MI RICORDO, SÌ, IO MI RICORDO, Anna Maria Tatò, 1997

«Questo film è ispirato al ritratto di Orson Welles che a Marcello era molto piaciuto; gli piaceva l’idea di raccontarsi in un film. Il formato 35 mm della pellicola fu una scelta condivisa. Quando lo conclusi si domandava se non fosse un film pretenzioso-presuntuoso. La sua grandezza era che recitava senza che sembrasse recitare; nel film ad un certo punto recita Checov, ma capisci che è un pezzo di Checov solo alla fine, perché lo dice lui.»

LA PELLE, Liliana Cavani, 1981

«Marcello Mastroianni per me è stato creato per fare il cinema e in particolare questo ruolo in La pelle. Non gli feci alcun provino: lo reputavo quello che ci voleva.»

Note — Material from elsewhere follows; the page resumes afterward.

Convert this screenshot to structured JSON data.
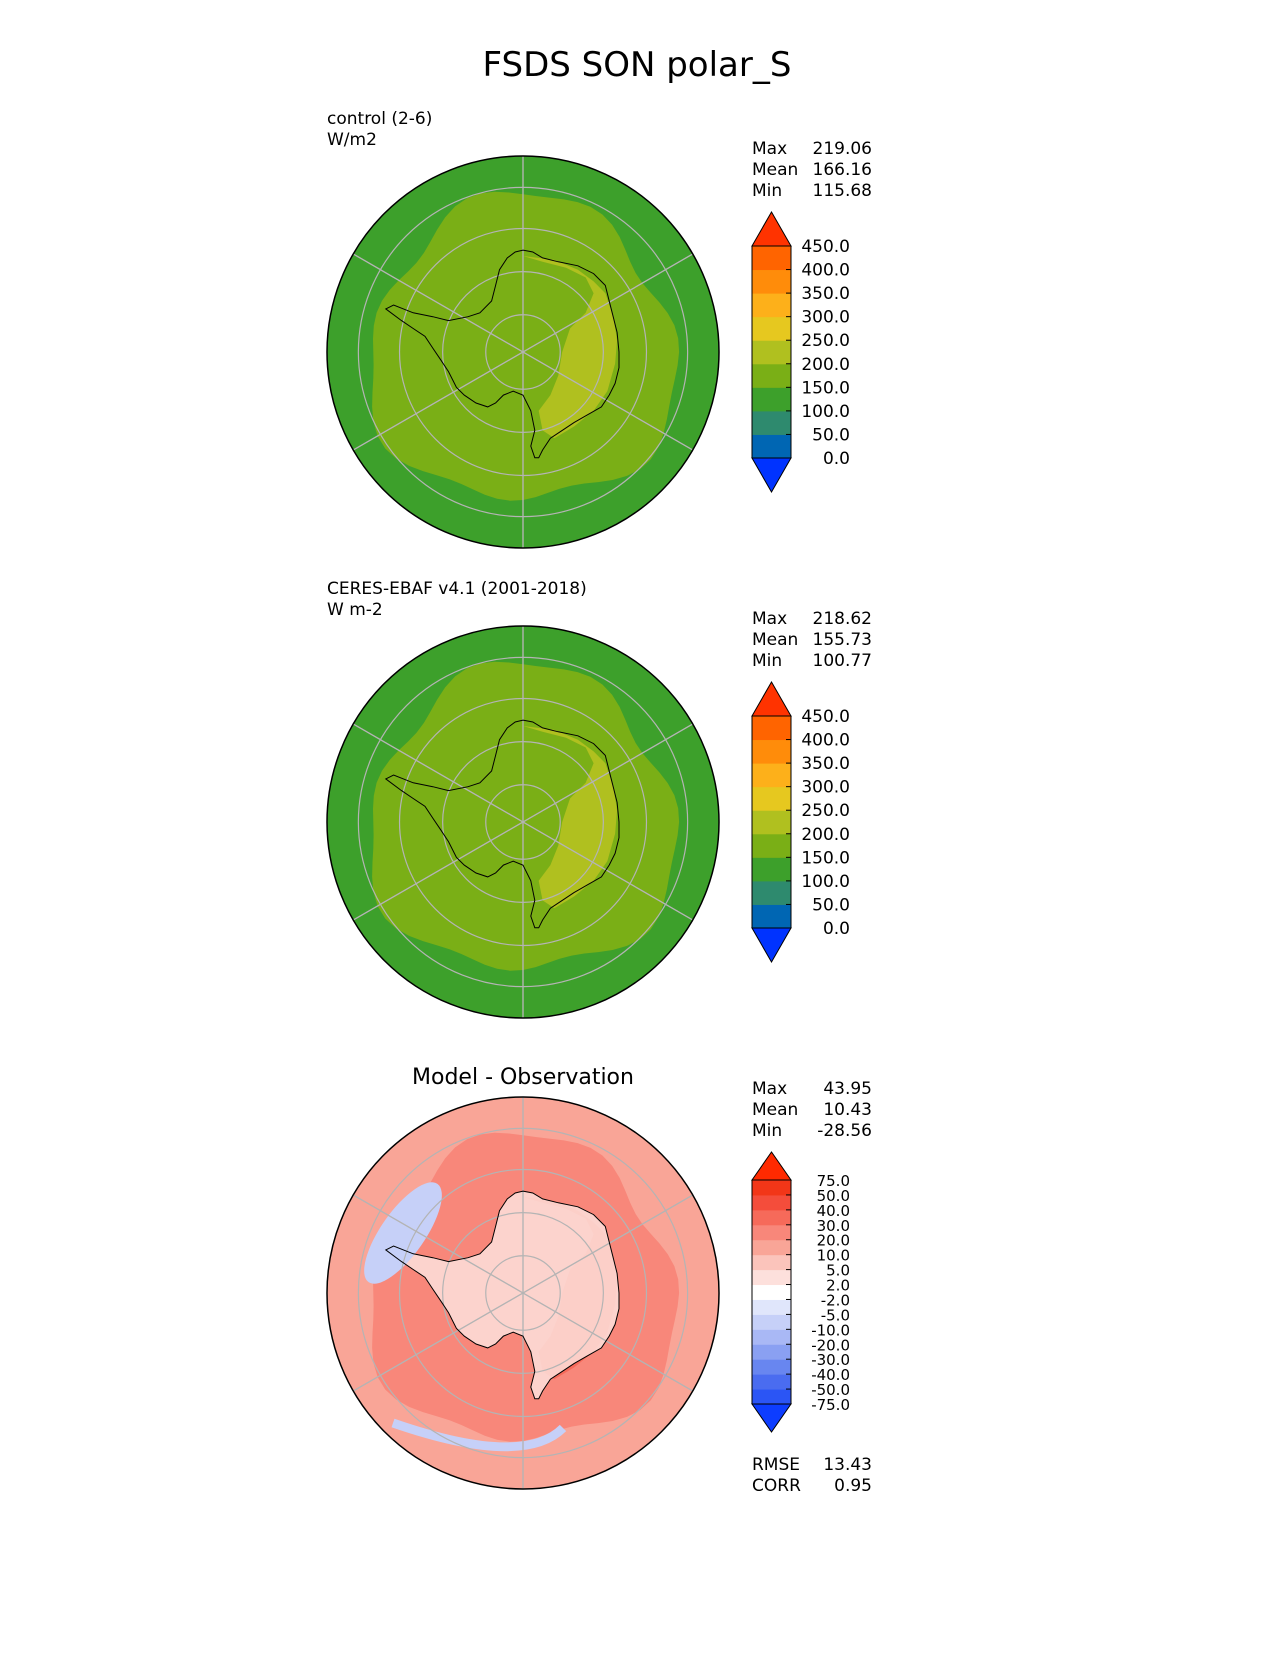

VERSO SERA, Francesca Archibugi, 1990

verso sera«L’eccezionalità di questo film per me è stata avere il più grande attore italiano per un personaggio al quale avevo lavorato per 9 anni. Io avevo scritto il film per Gassman, ma il mio produttore mi suggerì Marcello, diceva che sarebbe stato meno scontato; gli aveva inviato il copione e gli era piaciuto. Io replicavo che non aveva le mani da violoncellista. L’ho incontrato e lui ha cercato di convincere me, una ragazzina al suo secondo film, che poteva farlo, nonostante le manone. Lui, grande, non si sentiva superiore a niente. Venne a fare il mio film per 100 lire; era capace di generosità reale, anche economica. Gli piacevano molto i dialoghi di questo film; mi diceva: “Mi piace dire queste cose che hai scritto.

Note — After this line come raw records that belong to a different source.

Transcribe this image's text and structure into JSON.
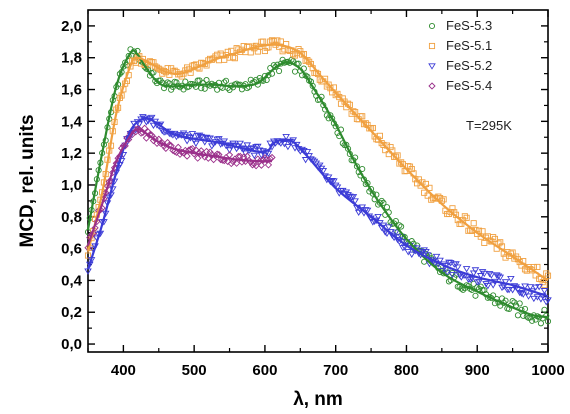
{
  "chart_data": {
    "type": "line",
    "xlabel": "λ, nm",
    "ylabel": "MCD, rel. units",
    "xlim": [
      350,
      1000
    ],
    "ylim": [
      -0.05,
      2.1
    ],
    "x_ticks": [
      400,
      500,
      600,
      700,
      800,
      900,
      1000
    ],
    "x_tick_labels": [
      "400",
      "500",
      "600",
      "700",
      "800",
      "900",
      "1000"
    ],
    "y_ticks": [
      0.0,
      0.2,
      0.4,
      0.6,
      0.8,
      1.0,
      1.2,
      1.4,
      1.6,
      1.8,
      2.0
    ],
    "y_tick_labels": [
      "0,0",
      "0,2",
      "0,4",
      "0,6",
      "0,8",
      "1,0",
      "1,2",
      "1,4",
      "1,6",
      "1,8",
      "2,0"
    ],
    "annotation": "T=295K",
    "legend_position": "top-right",
    "series": [
      {
        "name": "FeS-5.3",
        "color": "#2e8b2e",
        "marker": "circle",
        "x": [
          350,
          370,
          390,
          410,
          420,
          430,
          450,
          470,
          500,
          530,
          560,
          590,
          610,
          630,
          650,
          670,
          700,
          730,
          760,
          800,
          850,
          900,
          950,
          980,
          1000
        ],
        "values": [
          0.72,
          1.2,
          1.62,
          1.83,
          1.82,
          1.75,
          1.64,
          1.62,
          1.63,
          1.63,
          1.62,
          1.64,
          1.72,
          1.77,
          1.73,
          1.6,
          1.38,
          1.12,
          0.9,
          0.66,
          0.45,
          0.33,
          0.23,
          0.18,
          0.17
        ]
      },
      {
        "name": "FeS-5.1",
        "color": "#f0a040",
        "marker": "square",
        "x": [
          350,
          370,
          390,
          410,
          420,
          440,
          460,
          480,
          500,
          530,
          560,
          590,
          620,
          650,
          680,
          700,
          750,
          800,
          850,
          900,
          950,
          1000
        ],
        "values": [
          0.58,
          0.95,
          1.45,
          1.75,
          1.8,
          1.76,
          1.71,
          1.7,
          1.73,
          1.79,
          1.83,
          1.87,
          1.88,
          1.83,
          1.68,
          1.58,
          1.34,
          1.1,
          0.88,
          0.7,
          0.55,
          0.4
        ]
      },
      {
        "name": "FeS-5.2",
        "color": "#3b3bd6",
        "marker": "triangle-down",
        "x": [
          350,
          370,
          390,
          410,
          430,
          450,
          470,
          500,
          530,
          560,
          590,
          605,
          610,
          620,
          640,
          660,
          700,
          750,
          800,
          850,
          900,
          950,
          1000
        ],
        "values": [
          0.47,
          0.75,
          1.08,
          1.34,
          1.42,
          1.38,
          1.32,
          1.29,
          1.27,
          1.24,
          1.21,
          1.22,
          1.25,
          1.28,
          1.27,
          1.18,
          0.98,
          0.8,
          0.62,
          0.5,
          0.42,
          0.37,
          0.3
        ]
      },
      {
        "name": "FeS-5.4",
        "color": "#9a2f8a",
        "marker": "diamond",
        "x": [
          350,
          370,
          390,
          410,
          420,
          430,
          450,
          470,
          500,
          530,
          560,
          590,
          610
        ],
        "values": [
          0.62,
          0.88,
          1.15,
          1.31,
          1.35,
          1.33,
          1.27,
          1.23,
          1.2,
          1.18,
          1.16,
          1.15,
          1.15
        ]
      }
    ]
  }
}
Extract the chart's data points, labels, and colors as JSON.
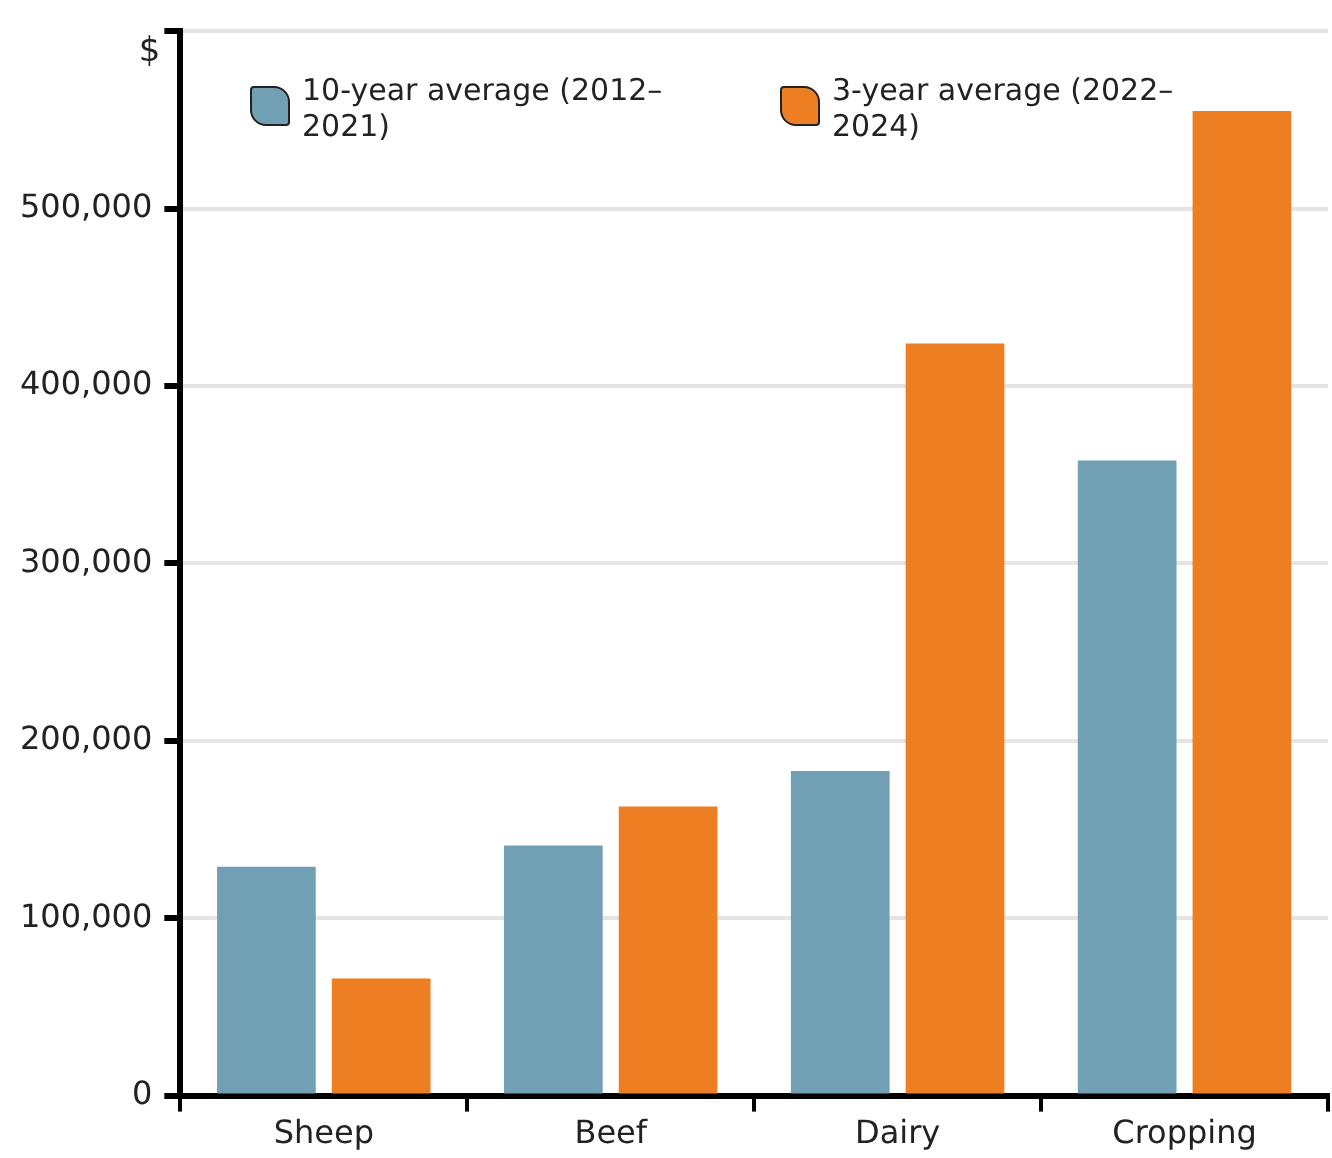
{
  "chart_data": {
    "type": "bar",
    "ylabel": "$",
    "categories": [
      "Sheep",
      "Beef",
      "Dairy",
      "Cropping"
    ],
    "series": [
      {
        "name": "10-year average (2012–2021)",
        "color": "#71a0b5",
        "values": [
          129000,
          141000,
          183000,
          358000
        ]
      },
      {
        "name": "3-year average (2022–2024)",
        "color": "#ee7e22",
        "values": [
          66000,
          163000,
          424000,
          555000
        ]
      }
    ],
    "ylim": [
      0,
      600000
    ],
    "yticks": [
      0,
      {
        "value": 100000,
        "label": "100,000"
      },
      {
        "value": 200000,
        "label": "200,000"
      },
      {
        "value": 300000,
        "label": "300,000"
      },
      {
        "value": 400000,
        "label": "400,000"
      },
      {
        "value": 500000,
        "label": "500,000"
      },
      {
        "value": 600000,
        "label": null
      }
    ],
    "grid": "y",
    "legend": "top"
  }
}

L’imbarazzo sul set è durato un giorno: eravamo tutti molto giovani. Lui è venuto solo, nudo e crudo, senza imporre nessuno. Già il giorno dopo era Marcello. Feci pochi ciak, anche se poi dipende dalle inquadrature. Utilizzavo l’italiana secca: memoria bruta/ciak-on: tutto fluidificato dopo una lunga prova prima, atona, con un totale di 3 ciak al massimo. Marcello aiutava la bambina co-protagonista del film in tutti i modi: non mi ricordo nessun problema. C’era una grande armonia sul set, si rideva molto. Con Sandrine Bonnaire aveva un bellissimo rapporto (lui era un po’ francese). Aveva molto piacere a cenare tutti insieme la sera. Ricordo che diceva a me e a Sandrine: “20 anni fa non sareste state così tranquille!”.

Ci fu un lavoro intenso di preparazione: Marcello doveva imparare a fingere di suonare il violoncello. Non abbiamo fatto discorsi su come entrare nel personaggio, ma abbiamo frequentato molti pomeriggi musicali che ci hanno avvicinati al personaggio e a noi stessi. Poi siamo stati dal sarto Caraceni (noto sarto della nobiltà romana): anche fare i vestiti era un modo per entrare in contatto con il ruolo. Il personaggio inoltre era sordo da un orecchio: andammo a cena da Suso Cecchi D’Amico (che era sorda da un orecchio) per osservarla; Marcello ha preso i suoi gesti. Anche scegliendo un tipo di scarpa (suola rigida o morbida?) si influisce sulla camminata del personaggio che così, pian piano, si costruisce.»

ENRICO IV-Marco Bellocchio, 1984

enrico IV«Ho pensato ad una versione il più possibile cinematografica, allontanandomi dal testo di Pirandello; l’avrei fatto ancora di più. Per esempio, ho eliminato le parole desuete e introdotto altre frasi, per portare il testo al presente, tipo: “Duce, duce, pagaci la luce”, che rispecchiava il clima disfattista post bellico.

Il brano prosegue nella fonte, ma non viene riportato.